En réduisant, en décembre, leur détention d'obligations d'Etat américaines, les Chinois ont alerté les marchés. Certains économistes s'inquiètent de la méfiance de Pékin à l'encontre de la dette américaine.
Les Chinois, très critiques depuis un an à l'encontre de la politique d'endettement de Barack Obama, qui pèse sur la valeur de leurs actifs en dollars, auraient enfin mis leurs menaces à exécution. C'est ce qu'ont conclu, mardi soir, nombre d'observateurs en décortiquant les dernières données du département du Trésor, qui montrent que la Chine a nettement réduit, en décembre dernier, ses détentions d'obligations d'Etat américaines.

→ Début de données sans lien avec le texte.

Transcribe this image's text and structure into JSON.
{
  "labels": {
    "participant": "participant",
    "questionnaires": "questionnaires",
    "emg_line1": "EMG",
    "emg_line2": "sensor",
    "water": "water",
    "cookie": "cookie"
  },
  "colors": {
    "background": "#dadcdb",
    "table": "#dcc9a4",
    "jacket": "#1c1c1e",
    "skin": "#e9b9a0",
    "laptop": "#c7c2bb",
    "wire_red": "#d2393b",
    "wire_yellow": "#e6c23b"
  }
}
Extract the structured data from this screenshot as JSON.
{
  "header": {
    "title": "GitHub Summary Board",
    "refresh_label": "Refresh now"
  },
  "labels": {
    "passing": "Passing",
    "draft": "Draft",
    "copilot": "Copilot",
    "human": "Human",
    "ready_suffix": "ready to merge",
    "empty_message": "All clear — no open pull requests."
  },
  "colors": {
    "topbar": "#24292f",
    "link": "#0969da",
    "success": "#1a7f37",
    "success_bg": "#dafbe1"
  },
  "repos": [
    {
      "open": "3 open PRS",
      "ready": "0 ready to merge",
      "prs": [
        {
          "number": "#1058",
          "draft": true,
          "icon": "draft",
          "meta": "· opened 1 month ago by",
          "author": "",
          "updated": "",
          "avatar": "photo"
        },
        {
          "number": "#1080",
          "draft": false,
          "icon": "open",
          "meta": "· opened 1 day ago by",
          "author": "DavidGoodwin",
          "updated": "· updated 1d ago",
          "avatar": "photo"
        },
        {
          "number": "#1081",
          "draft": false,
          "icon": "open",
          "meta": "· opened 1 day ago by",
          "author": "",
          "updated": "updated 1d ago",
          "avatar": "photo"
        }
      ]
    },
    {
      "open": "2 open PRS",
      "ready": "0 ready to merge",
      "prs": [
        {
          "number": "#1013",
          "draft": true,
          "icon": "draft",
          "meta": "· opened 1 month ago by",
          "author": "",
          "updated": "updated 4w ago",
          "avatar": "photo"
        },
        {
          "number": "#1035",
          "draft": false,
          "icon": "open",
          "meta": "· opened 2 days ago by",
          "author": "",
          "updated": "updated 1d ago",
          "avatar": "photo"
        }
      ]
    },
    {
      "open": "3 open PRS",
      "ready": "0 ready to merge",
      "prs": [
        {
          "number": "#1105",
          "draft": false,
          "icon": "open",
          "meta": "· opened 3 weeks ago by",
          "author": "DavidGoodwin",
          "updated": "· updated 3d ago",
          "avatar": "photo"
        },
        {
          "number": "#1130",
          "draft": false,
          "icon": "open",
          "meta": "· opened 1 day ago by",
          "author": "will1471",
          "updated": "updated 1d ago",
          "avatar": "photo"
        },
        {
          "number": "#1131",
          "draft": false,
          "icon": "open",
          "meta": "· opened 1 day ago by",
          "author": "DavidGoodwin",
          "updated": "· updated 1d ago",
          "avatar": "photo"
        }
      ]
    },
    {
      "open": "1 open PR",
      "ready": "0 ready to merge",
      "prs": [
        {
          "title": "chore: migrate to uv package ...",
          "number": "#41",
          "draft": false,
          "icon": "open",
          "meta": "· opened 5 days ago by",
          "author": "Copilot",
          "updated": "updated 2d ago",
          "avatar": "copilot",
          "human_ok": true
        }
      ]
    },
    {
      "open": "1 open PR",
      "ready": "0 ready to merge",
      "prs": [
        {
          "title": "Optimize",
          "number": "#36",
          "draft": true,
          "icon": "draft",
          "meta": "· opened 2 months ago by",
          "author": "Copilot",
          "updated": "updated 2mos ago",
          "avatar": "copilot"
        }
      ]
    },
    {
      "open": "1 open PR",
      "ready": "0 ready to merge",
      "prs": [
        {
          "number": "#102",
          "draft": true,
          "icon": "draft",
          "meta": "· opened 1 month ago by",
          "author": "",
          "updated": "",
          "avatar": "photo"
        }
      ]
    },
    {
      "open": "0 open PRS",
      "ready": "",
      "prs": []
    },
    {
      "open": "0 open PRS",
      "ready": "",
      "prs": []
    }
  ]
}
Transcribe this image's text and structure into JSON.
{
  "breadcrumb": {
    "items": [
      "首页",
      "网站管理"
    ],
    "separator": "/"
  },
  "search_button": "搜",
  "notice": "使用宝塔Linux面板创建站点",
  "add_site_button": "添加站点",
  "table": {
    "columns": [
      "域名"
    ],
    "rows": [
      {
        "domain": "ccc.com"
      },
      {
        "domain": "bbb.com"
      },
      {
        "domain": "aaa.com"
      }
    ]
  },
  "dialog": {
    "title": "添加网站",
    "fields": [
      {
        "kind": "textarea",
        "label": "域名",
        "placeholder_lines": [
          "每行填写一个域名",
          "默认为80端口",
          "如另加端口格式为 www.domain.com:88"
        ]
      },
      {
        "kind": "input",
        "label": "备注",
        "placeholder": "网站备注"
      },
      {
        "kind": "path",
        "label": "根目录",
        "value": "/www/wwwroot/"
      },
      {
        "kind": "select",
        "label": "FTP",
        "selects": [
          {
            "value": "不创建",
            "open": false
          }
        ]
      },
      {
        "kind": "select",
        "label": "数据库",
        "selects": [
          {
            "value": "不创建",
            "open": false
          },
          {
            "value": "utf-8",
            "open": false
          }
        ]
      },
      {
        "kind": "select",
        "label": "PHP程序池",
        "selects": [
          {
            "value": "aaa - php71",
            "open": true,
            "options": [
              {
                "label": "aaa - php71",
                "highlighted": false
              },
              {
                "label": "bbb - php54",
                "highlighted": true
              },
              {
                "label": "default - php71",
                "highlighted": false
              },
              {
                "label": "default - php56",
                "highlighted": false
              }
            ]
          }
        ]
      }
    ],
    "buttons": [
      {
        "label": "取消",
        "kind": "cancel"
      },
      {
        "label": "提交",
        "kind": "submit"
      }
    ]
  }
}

Selon les statistiques de Washington, les investisseurs chinois auraient réduit de 4,3 % la valeur de leur portefeuille sur le dernier mois de 2009 pour ne plus détenir que 755,4 milliards de dollars de bons du Trésor. Depuis juillet dernier, la Chine a même vendu au total 45,1 milliards de bons du Trésor et ainsi logiquement laissé le Japon retrouver le titre de premier créancier des Etats-Unis qu'il avait détenu jusqu'en septembre 2008 (« Les Echos » du 17 février). Les données américaines montrent qu'en décembre dernier, les prêteurs japonais, publics et privés, possédaient 768,8 milliards de dollars de bons du Trésor, soit 1,5 % de plus qu'en novembre.
Capacité de nuisance
Commentant ces variations, plusieurs économistes ont cru déceler le début d'une tendance de fond qui pourrait peser dangereusement sur la stratégie de reprise dessinée par le gouvernement américain. « Si des ventes de cette ampleur se confirment, cela suggérerait que la Chine intensifie, plus qu'auparavant, la diversification de ses placements », a expliqué à l'agence Bloomberg Win Tin, un stratégiste de Brown Brothers Harriman and Co. Pour les analystes les plus catastrophistes, les autorités chinoises auraient profité d'une dégradation de leurs relations politiques avec Washington (voir ci-dessus) pour confirmer leur méfiance à l'égard de la dette américaine et faire sentir leur capacité de nuisance à l'administration Obama, qui ose les défier sur les dossiers taïwanais et tibétain. En boudant les bons du Trésor américains, Pékin voudrait contraindre Washington à proposer des rendements plus avantageux et à s'atteler à une réduction plus drastique de ses déficits afin de rassurer les investisseurs.
Simple rééquilibrage
Beaucoup moins bouleversés par la publication des données du Trésor américain, la plupart des experts affirmaient hier que les statistiques de décembre témoignaient plutôt d'une simple tentative de correction et non d'une stratégie machiavélique du régime communiste. Pékin, qui a vu son portefeuille de dette américaine bondir de 405 milliards de dollars, en juin 2007, à 801 milliards en mai dernier, chercherait à rééquilibrer naturellement son portefeuille, comme le font d'autres pays. Hong Kong, qui est un territoire rattaché à la Chine, a ainsi dopé de plus de 40 milliards de dollars ses placements en dette d'Etat américaine entre juillet et décembre 2009.
Les économistes rappellent que tant que la Chine liera la valeur de son yuan au billet vert et bénéficiera d'un important surplus commercial avec les Etats-Unis, elle sera, malgré ses bravades, condamnée à poursuivre ses achats de bons du Trésor américain.